The problem of the debt
As we've shown elsewhere, there is no "growth," only borrowing, a shift of action from the future into the present.

Debt is a burden on our future, but seemingly necessary for our present. Should our overseas partners, the less wealthy countries that are subsidizing our purchases of homes and other goods, decide to reduce their lending, the pressure will become more intense.

Interest on the debt is going to begin taking its bite. No jobs are created when interest is paid. It would be one thing if the massive debt had created productive assets, infrastructure, or human capital. That is not the case.

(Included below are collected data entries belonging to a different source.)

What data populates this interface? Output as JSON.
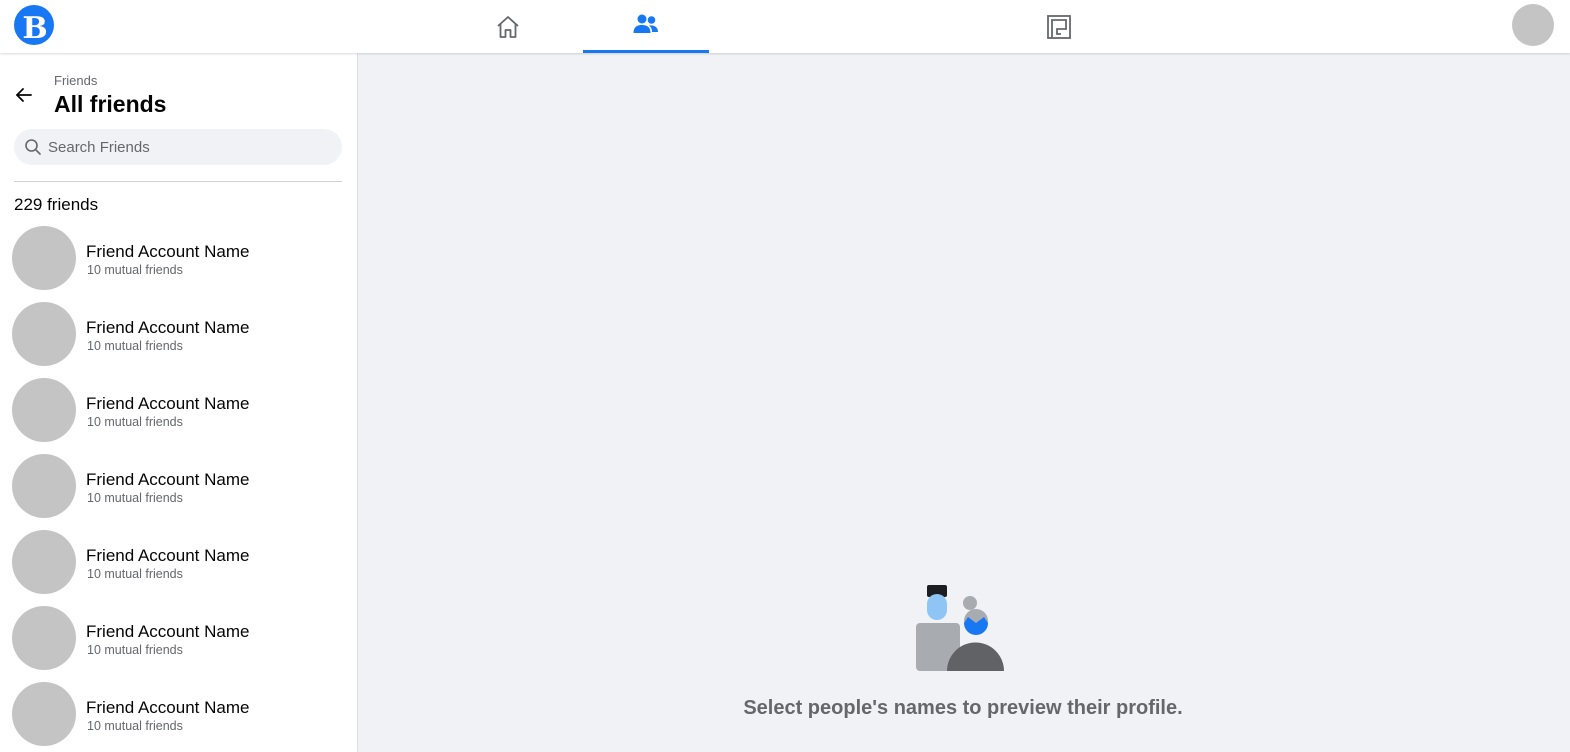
{
  "app": {
    "logo_letter": "B",
    "brand_color": "#1877f2"
  },
  "nav": {
    "tabs": [
      {
        "id": "home",
        "icon": "home-icon",
        "active": false
      },
      {
        "id": "friends",
        "icon": "friends-icon",
        "active": true
      },
      {
        "id": "marketplace",
        "icon": "marketplace-icon",
        "active": false
      }
    ]
  },
  "sidebar": {
    "breadcrumb": "Friends",
    "title": "All friends",
    "search_placeholder": "Search Friends",
    "friend_count": "229 friends",
    "friends": [
      {
        "name": "Friend Account Name",
        "mutual": "10 mutual friends"
      },
      {
        "name": "Friend Account Name",
        "mutual": "10 mutual friends"
      },
      {
        "name": "Friend Account Name",
        "mutual": "10 mutual friends"
      },
      {
        "name": "Friend Account Name",
        "mutual": "10 mutual friends"
      },
      {
        "name": "Friend Account Name",
        "mutual": "10 mutual friends"
      },
      {
        "name": "Friend Account Name",
        "mutual": "10 mutual friends"
      },
      {
        "name": "Friend Account Name",
        "mutual": "10 mutual friends"
      }
    ]
  },
  "main": {
    "empty_message": "Select people's names to preview their profile."
  }
}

Federal debt has been spent on a destructive war and nonsensical rewards to the rich. Private debt is in the largely passive and nonproductive asset of housing. [Note: The "Federal" bar in this chart shows only the so-called "unified" budget deficit. A segment should be added to each red bar in this chart to reflect the hudreds of billions of dollars per year in borrowing from Social Security and Medicare funds.]
When will it start?
Considering the "political business cycle," the fact that the Republicans pushed every spending choice and every positive indicator they could into the pre-election period, a return to reality happens right after the election. Housing weakness has been around for some time, but is now becoming serious.

As long as we can borrow, the day of reckoning can be pushed out. With weakness starting to show, however, our lenders may begin to lose confidence.

With Democrats in control, the chances that the Middle Class will get some attention is good, and this is fundamentally positive for the economy as a whole. Likewise, the serious attention by adults now in Congress to the debt will be significant. But the fundamentals and embedded debt are so heavily negative that it will take concerted and disciplined action to avoid serious loss to our standards of living.

For most of the country, it is likely to begin soon, by next spring. For the Puget Sound, with its trade-based economy that runs counter to the rest of the country, it will be delayed.